Magic&Unique Records has released Alien Music, a collection of the early works of Peter Thoegersen that combine alternate tuning with polytempic meters. With pieces dating from 2002, this album offers a baseline view of Thoegersen’s long-time exploration of the interrelationships between pitch and rhythm. As he writes in the liner notes: “Alien Music is essentially my first Polytempic Polymicrotonal piece composed from a four part drumset composition in four simultaneous meters/tempos: 3, 4, 5, 7, all played in one sitting. There are additional microtonal instruments added in different tunings: 12tet, 19tet, 7 tone slendro, and 5 tone pelog, tuned to parity with 7-limit just.”

The album consists of Alien Music and seven other tracks that incorporate a variety of experimental tunings, meters, different types of percussion, electronic sounds and even spoken phrases or chant.

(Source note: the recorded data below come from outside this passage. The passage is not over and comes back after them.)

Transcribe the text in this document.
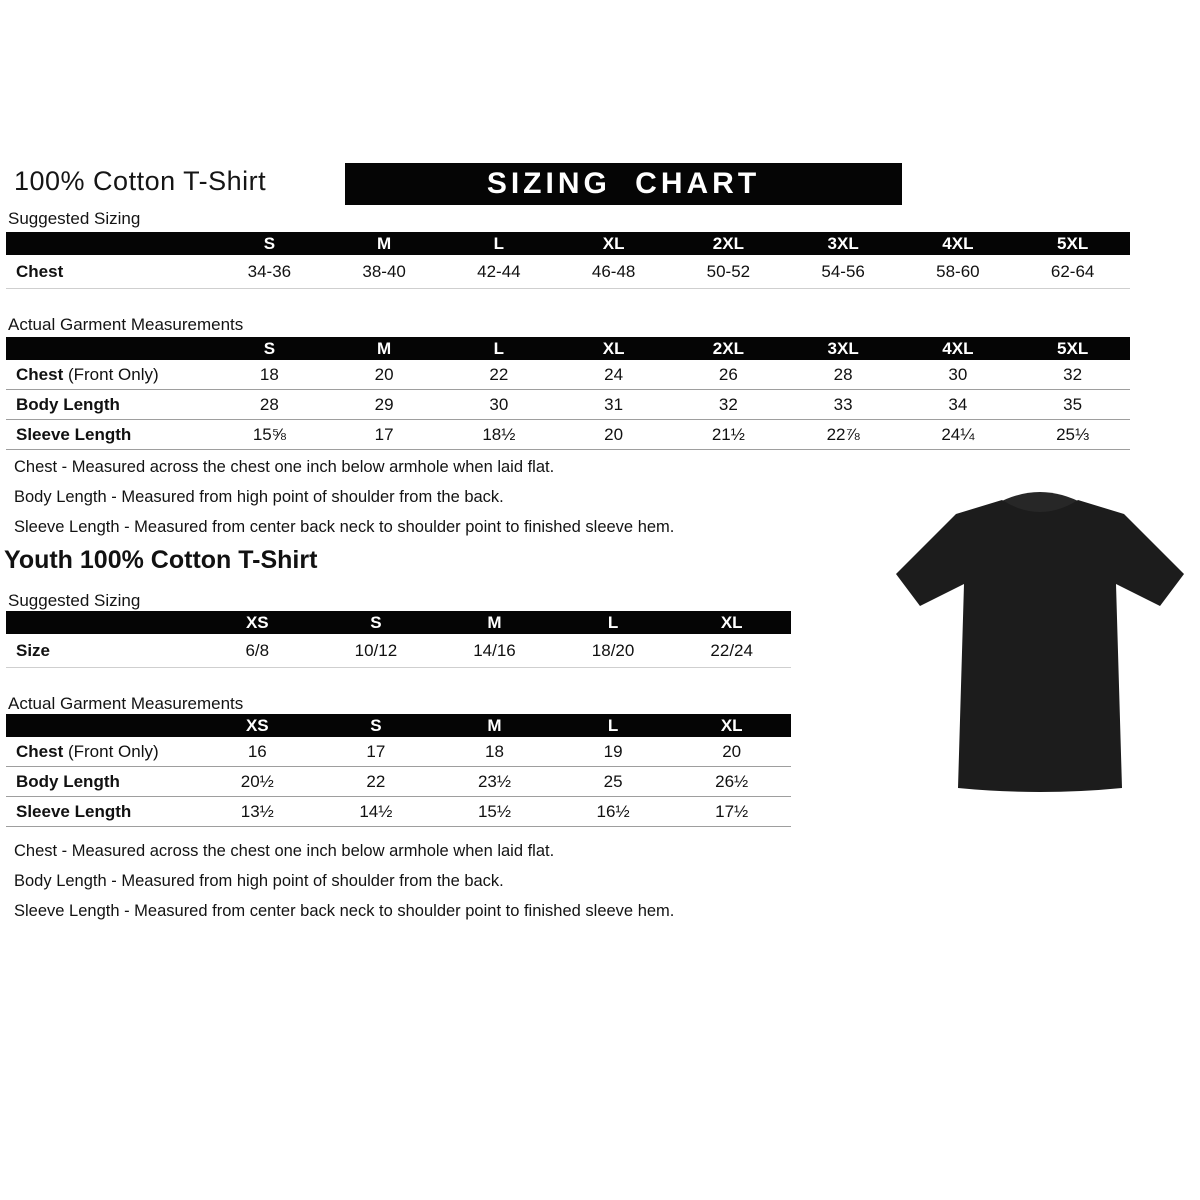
100% Cotton T-Shirt	SIZING CHART
Suggested Sizing
	S	M	L	XL	2XL	3XL	4XL	5XL
Chest	34-36	38-40	42-44	46-48	50-52	54-56	58-60	62-64
Actual Garment Measurements
	S	M	L	XL	2XL	3XL	4XL	5XL
Chest (Front Only)	18	20	22	24	26	28	30	32
Body Length	28	29	30	31	32	33	34	35
Sleeve Length	15⅝	17	18½	20	21½	22⅞	24¼	25⅓

Chest - Measured across the chest one inch below armhole when laid flat.

Body Length - Measured from high point of shoulder from the back.

Sleeve Length - Measured from center back neck to shoulder point to finished sleeve hem.

Youth 100% Cotton T-Shirt
Suggested Sizing
	XS	S	M	L	XL
Size	6/8	10/12	14/16	18/20	22/24
Actual Garment Measurements
	XS	S	M	L	XL
Chest (Front Only)	16	17	18	19	20
Body Length	20½	22	23½	25	26½
Sleeve Length	13½	14½	15½	16½	17½

Chest - Measured across the chest one inch below armhole when laid flat.

Body Length - Measured from high point of shoulder from the back.

Sleeve Length - Measured from center back neck to shoulder point to finished sleeve hem.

Thoegersen also includes original etudes and studies that reach back to the earliest realizations of his imaginative musical formulations. All the tracks on the album can be called alien in the sense that they sound otherworldly, but there is a double meaning in the album title: Thoegersen’s Polytempic Polymicrotonal music is also alien to all that has gone before it.

The title track, Alien Music, is perhaps the most developed piece of the collection. This opens with a steady percussive beat and an engaging microtonal melody in the marimba. Thoegersen’s crisp drumming weaves in and out of the texture, supported by an ambient wash in the deep background. The contrast of the frenetic drumming, cymbal crashes, marimba line and luminous bell tones with an undercurrent of languid strings is at once unsettling and engaging. The mixing is carefully crafted and does not unnecessarily favor any one element, allowing each to add to the total. The level of tension rises and falls as the piece proceeds, depending on what sounds are heard in the foreground. The active drumming subsides and then builds up in cycles and the ambient strings occasionally dominate to produce a mysterious feel. A nice groove develops in the percussion towards the finish and the piece ends with a soft bell tone that seems to hang in the air. For all its rhythmic and harmonic complexity, Alien Music holds together convincingly, with each unique element contributing to a cohesive and pleasing overall sound.

Other pieces on the album explore subsets of the polytempic and polymicrotonal possibilities that were incorporated into Alien Music. The shortest piece of the album is Polymicrotonality Etude VII, and this contains just an unintelligible echoed voice with bell microtones, one complimenting the other to create an increasingly anxious feel. Gorgeous Monstrosity, track 2, starts with a light tapping and scuffing, continually building to eventually include mechanical percussion and chimes. There is less integration of rhythm and pitch in this track but nevertheless it conveys a distinctively alien feel. Iraq, track 7, features more of Thoegersen’s solid drumming along with an almost conventional accompaniment of synthesized rock band and electronic keyboard. A sort of rough spoken rap is heard against a lyrical contrasting vocal line, and the ensemble works effectively to make a political statement critical of the invasion of Iraq. The other tracks of Alien Music are much like watching experiments in a laboratory, with each trying assess the potential of various combinations of ensemble, rhythm and tuning.

The impact of alternate tuning in contemporary music is still working itself out. Originally employed as a way to restore some character to the compromised conventional 12-tone equal temperament scale, alternate tuning has become a highly mathematical and theoretical discipline as well as an ongoing search for new harmonic syntax. Adding a polytempic component in addition to the microtone pitch set has been Thoegersen’s line of inquiry for over 20 years. His later works, such as Three Pieces in Polytempic Polymicrotonality from 2019, show a more mature handling of the polytempic polymicrotonal paradigm and are worth hearing for comparison. Alien Music provides a look into the origins of this system and gives us bright flashes of its future promise.

Alien Music is available for listening and download on Spotify.